Some replies inline to the issues you outlined.
>1) Giraph runs completely as a MapReduce job on Hadoop today. This needs
to be maintained to support our current users, who will not likely move to
MRv2 for at least a year.
I think what you need is to support Giraph's graph API for your users, but
no, not the underlying implementation. (Or are you leaking MapReduce APIs to
your users?) Sure, you are restricted to the under implementation(Hadoop
MRV1 or MRV2 whenever it gets used) at any point of time, but what we are
discussing is _that_ future when the underlying implementation itself also
moves to MRV2.
>2) The internals of Giraph are implemented differently than Hama..
Sure, but only at present. My original question is - given a BSP
implementation on a YARN cluster, can GiraphV2(BSP based) be simply
implemented over that or not. If today, GiraphV1 uses (its own) BSP
implementation over mapreduce APIs on Hadoop MRV1 cluster, I can clearly see
how GiraphV2 can be using (HAMA's) BSP implemented over YARN APIs.
>3) If we have various graph processing computing models (BSP based,
streams or asynchronous, or a combination), then being on Hama brings little
value for Giraph.
That future isn't there yet. In any case, I'd bet when you get there, lot of
what you have now also wouldn't be an out-of-the-box fit.
>From my perspective (a third person POV), this is what I can conclude.
Giraph's velocity on Hadoop MapReduce may be real the impedence for thinking
about a possible sharing of the bsp based implementation with HAMAV2. Sure,
Giraph has other ideas regarding the computation model itself, but that is a
future that isn't here yet.
I just hope the same velocity isn't an impedance for thinking about the
next-gen version on top of YARN :) The way I see it, porting Giraph to YARN
is also a revolution in itself; most, if not all, of the implementation will
change yet with the API level compatibility. I am still eagerly looking
forward to the port of Giraph to YARN. May be more digging into Giraph
internals may help my cause too.
If nothing, this discussion atleast helped sharing of some of the ideas
between the two communities.
Thanks all for putting down in your thoughts.
On Wed, Sep 14, 2011 at 11:46 AM, Thomas Jungblut <
> We are also thinking about other underlying computing models (i.e.
>> streaming (asynchronous) graph processing - see
> That is a really cool idea.

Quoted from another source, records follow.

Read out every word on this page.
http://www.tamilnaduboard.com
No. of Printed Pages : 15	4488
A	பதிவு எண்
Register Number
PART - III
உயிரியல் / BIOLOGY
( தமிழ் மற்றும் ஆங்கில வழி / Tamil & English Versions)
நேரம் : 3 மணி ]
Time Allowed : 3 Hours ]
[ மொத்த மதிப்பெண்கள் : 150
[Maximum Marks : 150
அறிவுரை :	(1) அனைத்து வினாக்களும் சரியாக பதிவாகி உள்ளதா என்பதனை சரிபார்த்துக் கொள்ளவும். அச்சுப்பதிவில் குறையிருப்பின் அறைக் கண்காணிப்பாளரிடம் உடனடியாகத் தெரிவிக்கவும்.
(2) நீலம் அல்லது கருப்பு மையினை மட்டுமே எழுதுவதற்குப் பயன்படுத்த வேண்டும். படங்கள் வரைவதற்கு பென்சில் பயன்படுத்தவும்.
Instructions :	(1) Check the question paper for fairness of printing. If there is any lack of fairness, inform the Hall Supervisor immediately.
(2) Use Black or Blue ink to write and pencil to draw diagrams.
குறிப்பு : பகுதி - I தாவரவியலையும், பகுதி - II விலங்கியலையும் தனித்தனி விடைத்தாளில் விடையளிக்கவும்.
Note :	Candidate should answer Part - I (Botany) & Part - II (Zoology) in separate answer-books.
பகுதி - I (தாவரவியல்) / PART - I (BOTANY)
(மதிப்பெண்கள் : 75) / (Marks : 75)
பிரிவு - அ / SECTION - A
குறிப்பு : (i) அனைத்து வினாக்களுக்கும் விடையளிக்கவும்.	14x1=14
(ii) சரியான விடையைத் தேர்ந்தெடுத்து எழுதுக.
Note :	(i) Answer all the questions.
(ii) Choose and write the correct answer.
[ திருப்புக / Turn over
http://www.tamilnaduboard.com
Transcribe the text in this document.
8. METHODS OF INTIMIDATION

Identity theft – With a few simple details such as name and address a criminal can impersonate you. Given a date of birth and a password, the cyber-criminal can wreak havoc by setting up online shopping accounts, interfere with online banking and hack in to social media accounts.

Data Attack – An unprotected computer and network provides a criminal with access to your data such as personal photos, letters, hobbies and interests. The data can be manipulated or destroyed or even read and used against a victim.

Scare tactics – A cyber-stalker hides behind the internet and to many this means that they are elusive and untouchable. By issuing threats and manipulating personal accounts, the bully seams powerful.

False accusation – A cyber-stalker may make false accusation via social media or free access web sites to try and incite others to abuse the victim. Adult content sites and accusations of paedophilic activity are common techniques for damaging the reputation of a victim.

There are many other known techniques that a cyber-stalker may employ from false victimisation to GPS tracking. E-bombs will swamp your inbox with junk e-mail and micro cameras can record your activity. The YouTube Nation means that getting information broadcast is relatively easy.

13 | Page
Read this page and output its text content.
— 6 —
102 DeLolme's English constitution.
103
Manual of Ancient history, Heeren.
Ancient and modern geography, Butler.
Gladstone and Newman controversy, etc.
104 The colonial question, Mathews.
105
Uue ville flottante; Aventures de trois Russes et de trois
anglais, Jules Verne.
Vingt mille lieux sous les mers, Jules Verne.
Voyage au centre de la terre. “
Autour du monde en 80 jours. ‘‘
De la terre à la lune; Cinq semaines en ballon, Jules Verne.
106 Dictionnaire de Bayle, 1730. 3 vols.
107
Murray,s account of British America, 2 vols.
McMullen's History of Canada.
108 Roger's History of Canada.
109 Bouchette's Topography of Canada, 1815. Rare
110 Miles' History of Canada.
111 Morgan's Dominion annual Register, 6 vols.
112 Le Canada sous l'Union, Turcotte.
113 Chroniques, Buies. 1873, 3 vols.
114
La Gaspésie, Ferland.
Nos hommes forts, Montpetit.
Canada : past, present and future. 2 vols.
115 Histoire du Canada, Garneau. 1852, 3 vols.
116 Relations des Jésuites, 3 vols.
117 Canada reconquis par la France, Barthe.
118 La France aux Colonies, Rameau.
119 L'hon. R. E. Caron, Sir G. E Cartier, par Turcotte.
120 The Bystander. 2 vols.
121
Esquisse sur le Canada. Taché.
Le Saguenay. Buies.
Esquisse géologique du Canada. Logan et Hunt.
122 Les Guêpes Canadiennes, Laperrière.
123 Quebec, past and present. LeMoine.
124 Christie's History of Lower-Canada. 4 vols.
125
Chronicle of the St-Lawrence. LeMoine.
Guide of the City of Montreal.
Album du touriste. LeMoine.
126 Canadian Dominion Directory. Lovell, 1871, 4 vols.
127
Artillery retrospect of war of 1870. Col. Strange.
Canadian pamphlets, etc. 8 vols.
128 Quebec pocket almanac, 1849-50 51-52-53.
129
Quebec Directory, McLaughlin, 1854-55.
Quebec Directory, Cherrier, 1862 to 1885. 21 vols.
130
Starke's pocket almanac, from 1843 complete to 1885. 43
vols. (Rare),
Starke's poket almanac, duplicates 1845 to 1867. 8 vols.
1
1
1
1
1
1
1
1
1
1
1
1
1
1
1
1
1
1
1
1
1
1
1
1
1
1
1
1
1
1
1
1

But I don't think we are going to focus solely
> on graph computing. We want to enable an interface which can be used for it
> (straight forward as described in the Pregel Paper), but I think you are
> really graph experts- so we don't want to compete with each other :D
> Our asynchronous processing (in my opinion) will just enable the sending of
> messages within the computation phase. So the BarrierSync is just a little
> transition to make sure every task is ready and every message has been send.
> Your Vertex locking is a graph-only feature, this won't be effecting us
> Giraph runs completely as a MapReduce job on Hadoop today.
> I think our result is the following:
> We (Apache Hama) are focussing on the YARN implementation of the BSP
> If you want to run Giraph on a real BSP engine later, feel free to put your
> stuff on top of that.
> As far as I have seen, there is a 100% backward compatibility of YARN, so
> your current solution will run on YARN either.
> Best Regards,